Quando achamos que o pior havia passado, com a queda nas taxas de internação hospitalar, a vacinação massiva e o controle da disseminação da Covid-19, ficamos com as sequelas da pandemia.

Acompanhamos o crescimento de consultas, exames e procedimentos, que não foram realizados neste período. A demanda represada de três anos, somadas aos atendimentos de rotinas e às epidemias sazonais, como crises de viroses e dengue, provocaram a sobrecarga em atendimentos da nossa rede.

A consequência é sentida no aumento da sinistralidade, a relação entre os valores gastos com serviços médicos e hospitalares de uma operadora de saúde e as receitas geradas por meio das mensalidades pagas pelos beneficiários.

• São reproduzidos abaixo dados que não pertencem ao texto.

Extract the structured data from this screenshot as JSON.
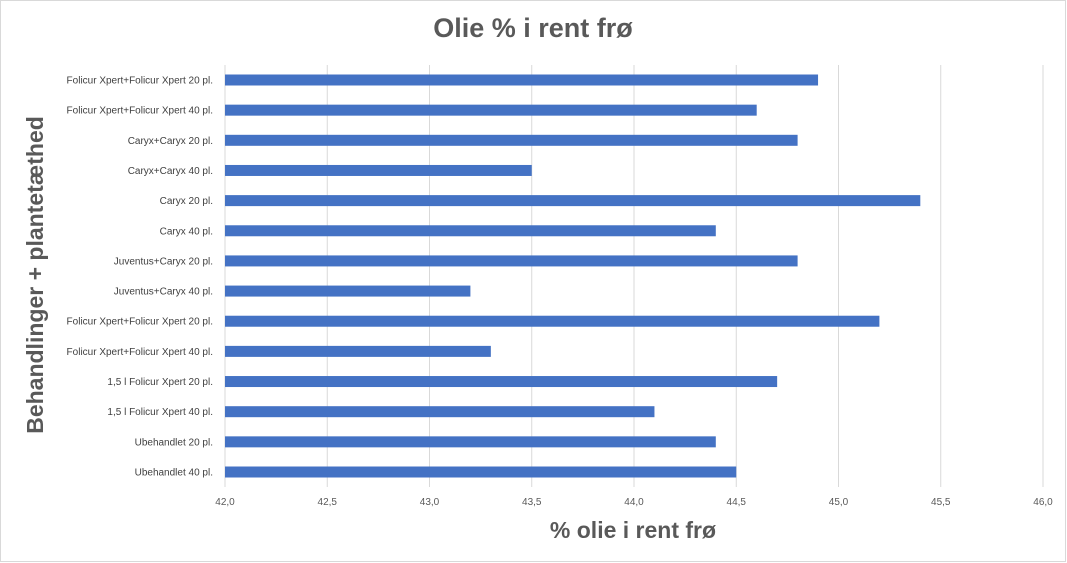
{
  "chart_data": {
    "type": "bar",
    "orientation": "horizontal",
    "title": "Olie % i rent frø",
    "xlabel": "% olie i rent frø",
    "ylabel": "Behandlinger + plantetæthed",
    "xlim": [
      42.0,
      46.0
    ],
    "xticks": [
      42.0,
      42.5,
      43.0,
      43.5,
      44.0,
      44.5,
      45.0,
      45.5,
      46.0
    ],
    "xtick_labels": [
      "42,0",
      "42,5",
      "43,0",
      "43,5",
      "44,0",
      "44,5",
      "45,0",
      "45,5",
      "46,0"
    ],
    "grid": true,
    "legend": false,
    "color": "#4472c4",
    "categories": [
      "Folicur Xpert+Folicur Xpert 20 pl.",
      "Folicur Xpert+Folicur Xpert 40 pl.",
      "Caryx+Caryx 20 pl.",
      "Caryx+Caryx 40 pl.",
      "Caryx 20 pl.",
      "Caryx 40 pl.",
      "Juventus+Caryx 20 pl.",
      "Juventus+Caryx 40 pl.",
      "Folicur Xpert+Folicur Xpert 20 pl.",
      "Folicur Xpert+Folicur Xpert 40 pl.",
      "1,5 l Folicur Xpert 20 pl.",
      "1,5 l Folicur Xpert 40 pl.",
      "Ubehandlet 20 pl.",
      "Ubehandlet 40 pl."
    ],
    "values": [
      44.9,
      44.6,
      44.8,
      43.5,
      45.4,
      44.4,
      44.8,
      43.2,
      45.2,
      43.3,
      44.7,
      44.1,
      44.4,
      44.5
    ]
  }
}
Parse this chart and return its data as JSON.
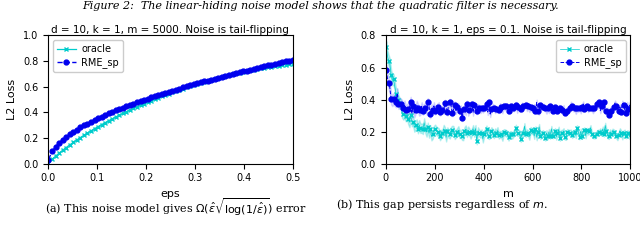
{
  "fig_title": "Figure 2:  The linear-hiding noise model shows that the quadratic filter is necessary.",
  "fig_title_fontsize": 8,
  "caption_a": "(a) This noise model gives $\\Omega(\\hat{\\varepsilon}\\sqrt{\\log(1/\\hat{\\varepsilon})})$ error",
  "caption_b": "(b) This gap persists regardless of $m$.",
  "plot1_title": "d = 10, k = 1, m = 5000. Noise is tail-flipping",
  "plot1_xlabel": "eps",
  "plot1_ylabel": "L2 Loss",
  "plot1_xlim": [
    0.0,
    0.5
  ],
  "plot1_ylim": [
    0.0,
    1.0
  ],
  "plot1_xticks": [
    0.0,
    0.1,
    0.2,
    0.3,
    0.4,
    0.5
  ],
  "plot1_yticks": [
    0.0,
    0.2,
    0.4,
    0.6,
    0.8,
    1.0
  ],
  "plot2_title": "d = 10, k = 1, eps = 0.1. Noise is tail-flipping",
  "plot2_xlabel": "m",
  "plot2_ylabel": "L2 Loss",
  "plot2_xlim": [
    0,
    1000
  ],
  "plot2_ylim": [
    0.0,
    0.8
  ],
  "plot2_xticks": [
    0,
    200,
    400,
    600,
    800,
    1000
  ],
  "plot2_yticks": [
    0.0,
    0.2,
    0.4,
    0.6,
    0.8
  ],
  "oracle_color": "#00CCCC",
  "rme_color": "#0000EE",
  "rme_fill_color": "#8888FF",
  "legend_fontsize": 7,
  "title_fontsize": 7.5,
  "tick_fontsize": 7,
  "label_fontsize": 8,
  "marker_size_plot1": 3.5,
  "marker_size_plot2": 3.5
}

Somente no primeiro trimestre de 2023, a sinistralidade do setor de saúde suplementar fechou em 87,2% – cerca de 1,2% acima da apurada no mesmo período do ano passado. Quando este indicador está alto, significa que os gastos com os serviços de saúde superam as receitas e podem levar a prejuízos financeiros para a operadora.

Na Cassems o cenário não é diferente. A sinistralidade do nosso plano em 2022 chegou a 82,18%, e já no primeiro trimestre deste ano registramos 88,16%, um aumento de 5,98 pontos percentuais (p.p).

O fim do rol taxativo, lista de procedimentos obrigatórios prevista pela ANS, e a exigência dos fundos garantidores são fatores importantes que geram a desestabilização das contas do plano de saúde. As operadoras têm a obrigatoriedade de oferecer cobertura de exames ou tratamentos que não estão inclusos no rol de procedimentos e eventos em saúde suplementar.

A conjuntura econômica se agrava, pois continuamos enfrentando problemas antigos, como o aumento da judicialização da saúde. Cada vez mais usuários da saúde suplementar submetem ao Poder Judiciário a decisão sobre a obrigatoriedade ou não do fornecimento de determinado tratamento ou medicamento. Somente em 2022 foram identificados cerca de 164 mil novos processos judiciais sobre saúde suplementar no Brasil, segundo o Painel de Estatísticas Processuais de Direito da Saúde, lançado pelo Conselho Nacional de Justiça (CNJ) Em Mato Grosso do Sul existem cerca de 15.400 processos em andamento sobre saúde.

O resultado dessa equação está no balanço financeiro do nosso plano. Em 2021, pela primeira vez em seus 22 anos de história, a Cassems apresentou balanço negativo. A saída para encontrar o equilíbrio está em revisar todas as peças dessa engrenagem.

A atuação da Agência Nacional de Saúde deve voltar seu olhar para as operadoras e contribuir na busca pelo equilíbrio do sistema de saúde suplementar, haja visto que hoje temos 50,6 milhões de brasileiros inseridos nesse contexto. Um número que cresce cada vez mais, impulsionado pelo medo causado pela pandemia.

É necessário entender que a crise que enfrentamos ameaça não apenas o setor privado de saúde, mas pode ocasionar uma sobrecarga insuportável ao Sistema Único de Saúde.

Precisamos discutir o modelo de remuneração padrão da saúde suplementar, que segue a lógica de reembolso conforme a realização de procedimento, investir cada vez mais em um modelo de saúde preventiva e incentivar o uso consciente da assistência à saúde.